Fundierte Ausbildung
Im SOS-Kinderdorf fanden Meriem und Hicham eine neue Familie, in der sie Geborgenheit erfuhren, ihre Begabungen entfalten konnten und gefördert wurden.
Beide konnten so eine fundierte Ausbildung absolvieren: Hicham entdeckte schon früh sein handwerkliches Talent. Im SOS-Kinderdorf sah er gerne dem Leiter der Haustechnik über die Schulter. Heute arbeitet er als Anlagentechniker und ist für die Instandhaltung von Ferienanlagen nahe Marrakesch verantwortlich. Die Vielseitigkeit seines Berufs – von Tischlerei bis zur Instandsetzung einer Solaranlage – schätzt er besonders: "Ich habe meinen Traumberuf gefunden", sagt Hicham.
Meriem entschied sich für ein Studium im Bereich Personalmanagement und absolvierte einen Masterabschluss. Ihre Abschlussarbeit hat sie zum Thema "Vereinbarkeit von Privat- und Berufsleben" geschrieben. Heute arbeitet die junge Mutter in Marrakesch im Personalmanagement.
In ihrer Freizeit engagiert sie sich ehrenamtlich als Mentorin im SOS-Kinderdorf. Sie unterstützt Jugendliche, die nach dem Schulabschluss Orientierung suchen, und hilft bei der Jobsuche. "So wie wir profitiert haben, können auch andere profitieren." Meriem will etwas zurückgeben – durch ihr Engagement als Mentorin kann sie wichtige Unterstützung bieten, gerade in Marokko, wo fast vier von zehn jungen Menschen arbeitslos sind.
Bindungen fürs Leben
Meriem und Hicham fühlen sich auch heute noch als Teil einer großen Familie. Regelmäßig schauen sie im Kinderdorf vorbei, kommen zu Veranstaltungen und an Feiertagen - und ihre Tochter ist dann dabei.
"Jetzt bin ich selbst Mutter und fühle mich diesen Kindern sehr verbunden. Das ist ein wunderbares Gefühl", sagt Meriem.
Hicham trifft bei seinen Besuchen im SOS-Kinderdorf einen väterlichen Freund: den Dorfleiter Abouali Abdelmounaim. Der sagt: "Ich habe alle Phasen seiner Schul- und Ausbildung mit ihm durchlebt. Ich habe eine besondere Bindung zu ihm."
Ein sicheres Zuhause für ihre Tochter
Meriem und Hicham sind heute verheiratet und haben eine Tochter, die sie liebevoll umsorgen. Die gemeinsame Familienzeit ist ihnen besonders wichtig. Sie genießen die gemeinsamen Mahlzeiten und Gespräche mit ihrer Tochter, fördern ihre Talente und unterstützen ihren sportlichen Ehrgeiz.
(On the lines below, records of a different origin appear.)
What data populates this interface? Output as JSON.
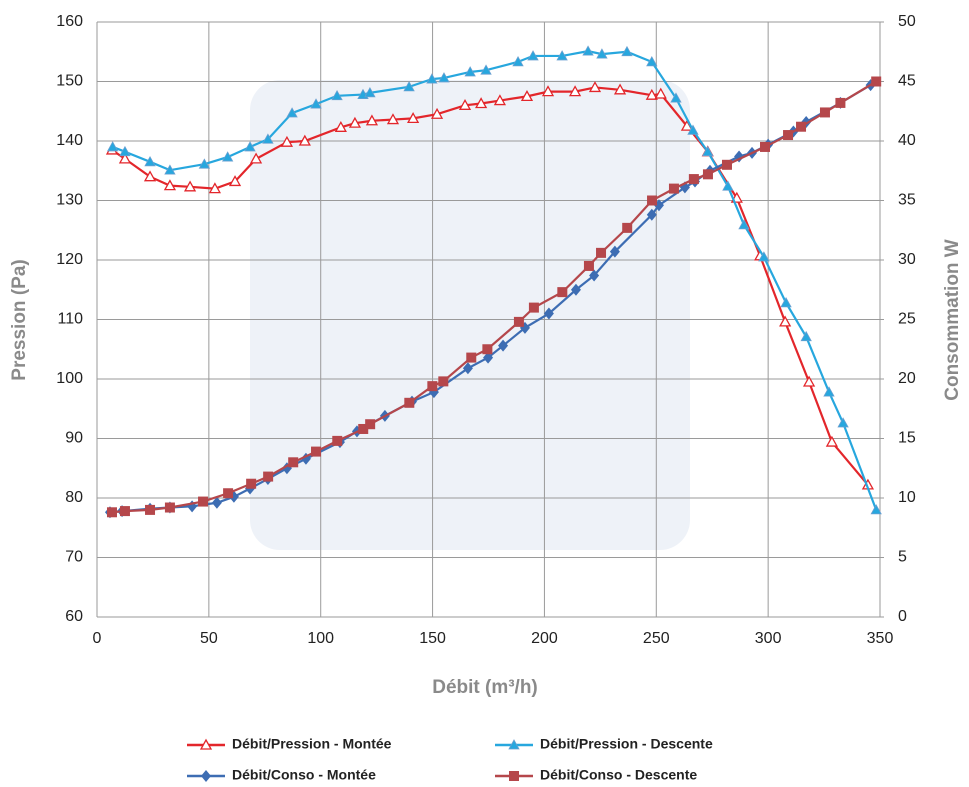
{
  "chart_data": {
    "type": "line",
    "xlabel": "Débit (m³/h)",
    "ylabel": "Pression (Pa)",
    "y2label": "Consommation W",
    "xlim": [
      0,
      350
    ],
    "xticks": [
      0,
      50,
      100,
      150,
      200,
      250,
      300,
      350
    ],
    "ylim": [
      60,
      160
    ],
    "yticks": [
      60,
      70,
      80,
      90,
      100,
      110,
      120,
      130,
      140,
      150,
      160
    ],
    "y2lim": [
      0,
      50
    ],
    "y2ticks": [
      0,
      5,
      10,
      15,
      20,
      25,
      30,
      35,
      40,
      45,
      50
    ],
    "grid": true,
    "series": [
      {
        "name": "Débit/Pression - Montée",
        "color": "#e3262b",
        "marker": "triangle-open",
        "axis": "y",
        "x": [
          6.7,
          12.5,
          23.7,
          32.6,
          41.6,
          52.7,
          61.7,
          71.1,
          84.9,
          92.9,
          109,
          115.3,
          122.9,
          132.3,
          141.3,
          152,
          164.5,
          171.7,
          180.1,
          192.2,
          201.6,
          213.7,
          222.6,
          233.8,
          248,
          252,
          263.7,
          273,
          286,
          296.4,
          307.6,
          318.3,
          328.5,
          344.6
        ],
        "values": [
          138.5,
          137,
          134,
          132.5,
          132.3,
          132,
          133.2,
          137,
          139.8,
          140,
          142.3,
          143,
          143.4,
          143.6,
          143.8,
          144.5,
          146,
          146.3,
          146.8,
          147.5,
          148.3,
          148.3,
          149,
          148.6,
          147.7,
          147.9,
          142.5,
          138.2,
          130.4,
          120.7,
          109.6,
          99.5,
          89.4,
          82.2
        ]
      },
      {
        "name": "Débit/Pression - Descente",
        "color": "#27a7de",
        "marker": "triangle",
        "axis": "y",
        "x": [
          7,
          12.5,
          23.7,
          32.6,
          48,
          58.4,
          68.4,
          76.4,
          87.2,
          97.9,
          107.3,
          118.9,
          122,
          139.5,
          149.7,
          155.1,
          166.8,
          173.9,
          188.2,
          194.9,
          207.9,
          219.5,
          225.7,
          236.9,
          248,
          258.8,
          266.4,
          273,
          282,
          289.2,
          298.1,
          308,
          317,
          327.2,
          333.5,
          348.3
        ],
        "values": [
          139,
          138.2,
          136.5,
          135.1,
          136.1,
          137.3,
          139,
          140.3,
          144.7,
          146.2,
          147.6,
          147.8,
          148.1,
          149.1,
          150.4,
          150.6,
          151.6,
          151.9,
          153.3,
          154.3,
          154.3,
          155.1,
          154.6,
          155,
          153.3,
          147.2,
          141.8,
          138.2,
          132.4,
          125.9,
          120.5,
          112.8,
          107.1,
          97.8,
          92.6,
          78
        ]
      },
      {
        "name": "Débit/Conso - Montée",
        "color": "#3d6db3",
        "marker": "diamond",
        "axis": "y2",
        "x": [
          5.8,
          11.2,
          23.7,
          32.6,
          42.5,
          53.6,
          61.2,
          68.4,
          76.4,
          84.9,
          93.4,
          108.6,
          116.2,
          128.7,
          140.8,
          150.6,
          165.8,
          174.8,
          181.5,
          191.3,
          202,
          214.1,
          222.2,
          231.5,
          248,
          251.2,
          262.8,
          267.3,
          274,
          287,
          292.8,
          300,
          311.3,
          317,
          332.3,
          345.8
        ],
        "values": [
          8.8,
          8.9,
          9.1,
          9.2,
          9.3,
          9.6,
          10.1,
          10.8,
          11.6,
          12.5,
          13.3,
          14.7,
          15.6,
          16.9,
          18.1,
          18.9,
          20.9,
          21.8,
          22.8,
          24.3,
          25.5,
          27.5,
          28.7,
          30.7,
          33.8,
          34.6,
          36.1,
          36.6,
          37.5,
          38.7,
          39,
          39.7,
          40.8,
          41.6,
          43.2,
          44.7
        ]
      },
      {
        "name": "Débit/Conso - Descente",
        "color": "#b5474b",
        "marker": "square",
        "axis": "y2",
        "x": [
          6.7,
          12.5,
          23.7,
          32.6,
          47.4,
          58.6,
          68.9,
          76.5,
          87.7,
          97.9,
          107.4,
          119,
          122.1,
          139.6,
          149.9,
          154.8,
          167.3,
          174.5,
          188.6,
          195.3,
          208,
          219.9,
          225.3,
          237,
          248.1,
          257.9,
          266.8,
          273.1,
          281.6,
          298.6,
          308.9,
          314.7,
          325.4,
          332.3,
          348.3
        ],
        "values": [
          8.8,
          8.9,
          9,
          9.2,
          9.7,
          10.4,
          11.2,
          11.8,
          13,
          13.9,
          14.8,
          15.8,
          16.2,
          18,
          19.4,
          19.8,
          21.8,
          22.5,
          24.8,
          26,
          27.3,
          29.5,
          30.6,
          32.7,
          35,
          36,
          36.8,
          37.2,
          38,
          39.5,
          40.5,
          41.2,
          42.4,
          43.2,
          45
        ]
      }
    ]
  }
}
Heute lebt die Familie in einer familienfreundlichen Wohnanlage. Weil Meriem und Hicham beide berufstätig sind und gute Jobs haben, konnten sie sich dort ihre eigene kleine Wohnung leisten. "Wir haben uns hier gut eingelebt", sagt Meriem.
Im Kreis ihrer kleinen Familie, wächst die Tochter von Hicham und Meriem in Geborgenheit und Liebe auf. Sie erlebt, was es bedeutet, füreinander da zu sein, Talente zu fördern und Träume zu verwirklichen – und damit schließt sich der Kreis einer Geschichte, die im SOS-Kinderdorf begann und mit Hoffnung in die nächste Generation weitergetragen wird.